While the pasta's cooking, cube 1/2 of the tomato and add to a small pot. Add tamari, chili sauce depending on how spicy you want it, garlic powder, and pepper; bring to a boil, then turn down heat slightly and let stew.
About halfway through, add a little bit of ketchup - just enough to make it slightly thicker. If your ketchup is sugar-free, add about a teaspoon of sugar here. If, by the end, it's still super thin, add a bit of cornstarch. It's not meant to be a thick spaghetti-like sauce, however.
Let all of that stuff do its thing while you slice the zucchini; you don't need a lot, maybe 8-12 small, thin slices. Put them in a bowl, add a dash of tamari and a dash of apple cider vinegar, enough to get them wet. Sprinkle in some garlic powder and pepper on these, too. Add a dash of flour to lightly coat the zucchini. Fry in a scantily oiled pan until brown on both sides.
When the zucchini is done, add it to the tomato sauce, along with the olives (however many you want; I like to slice mine to pretend there's more than there actually is).
Drain pasta, stir in nutritional yeast (to your liking; optional) until dissolved and serve, adding as much sauce as you want and mixing when it's in the bowl/on the plate.
SO HOW'D IT GO?
I would love to cook that recipe. It looks really yummmy, I'm gonna tell my boyfriend to go buy the ingredients since we're both vegans.
I don't really like the recipe as is, but I think it's a good basis.

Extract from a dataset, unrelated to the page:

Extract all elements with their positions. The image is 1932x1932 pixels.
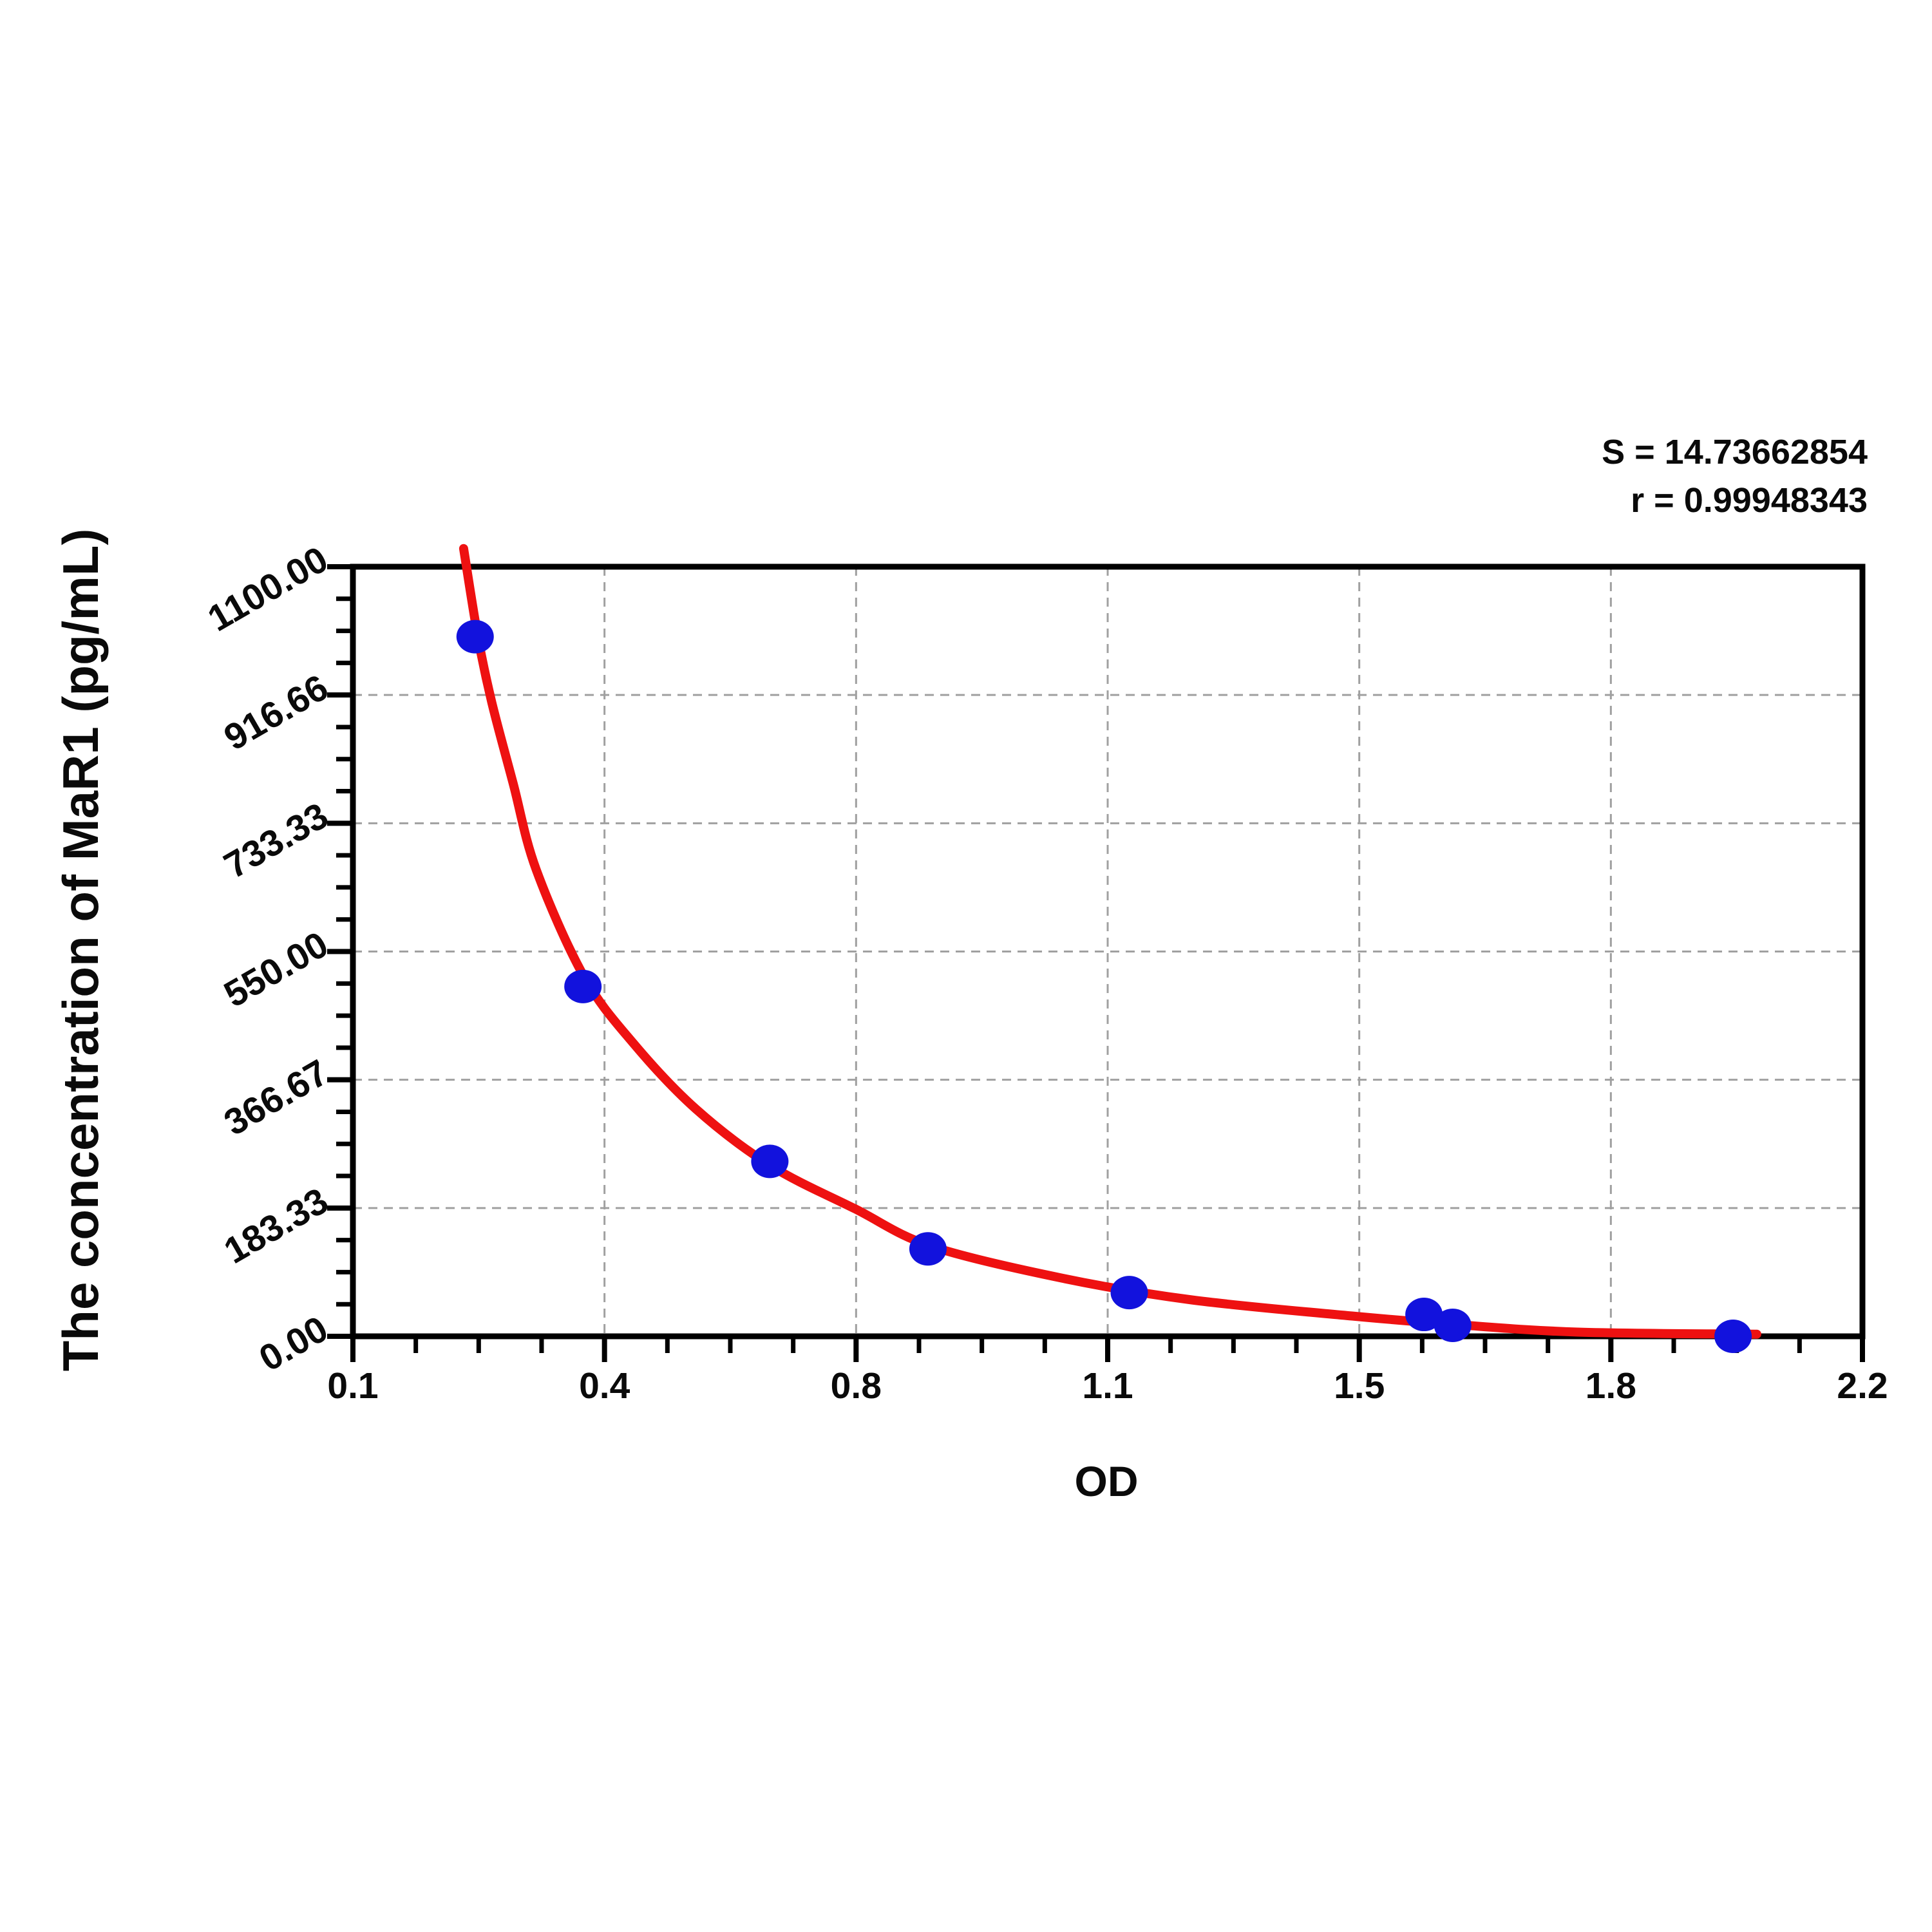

First, there needs to be some liquid with the tomato + soy sauce + other sauce ingredients; otherwise it's too dry to stew. Even though the recipe is only for a cup of pasta, I think it needs more tomato personally, but maybe it's just supposed to be a thin sauce.
There also isn't very much zucchini, and the process of cooking it is pretty messy. Zucchini cooks down a lot, so the amount can easily be doubled. The process of coating it in flour and sautéeing it wasn't very successful, as without a cohesive batter and significant oil, the flour coating comes off on the pan (I used a non-stick pan). I would rather fry/sautée the zucchini by itself, or go all the way and batter & fry several zucchini.
That aside, it's not a bad recipe. I like the addition of soy sauce, which makes it sort of like pasta salad but not quite.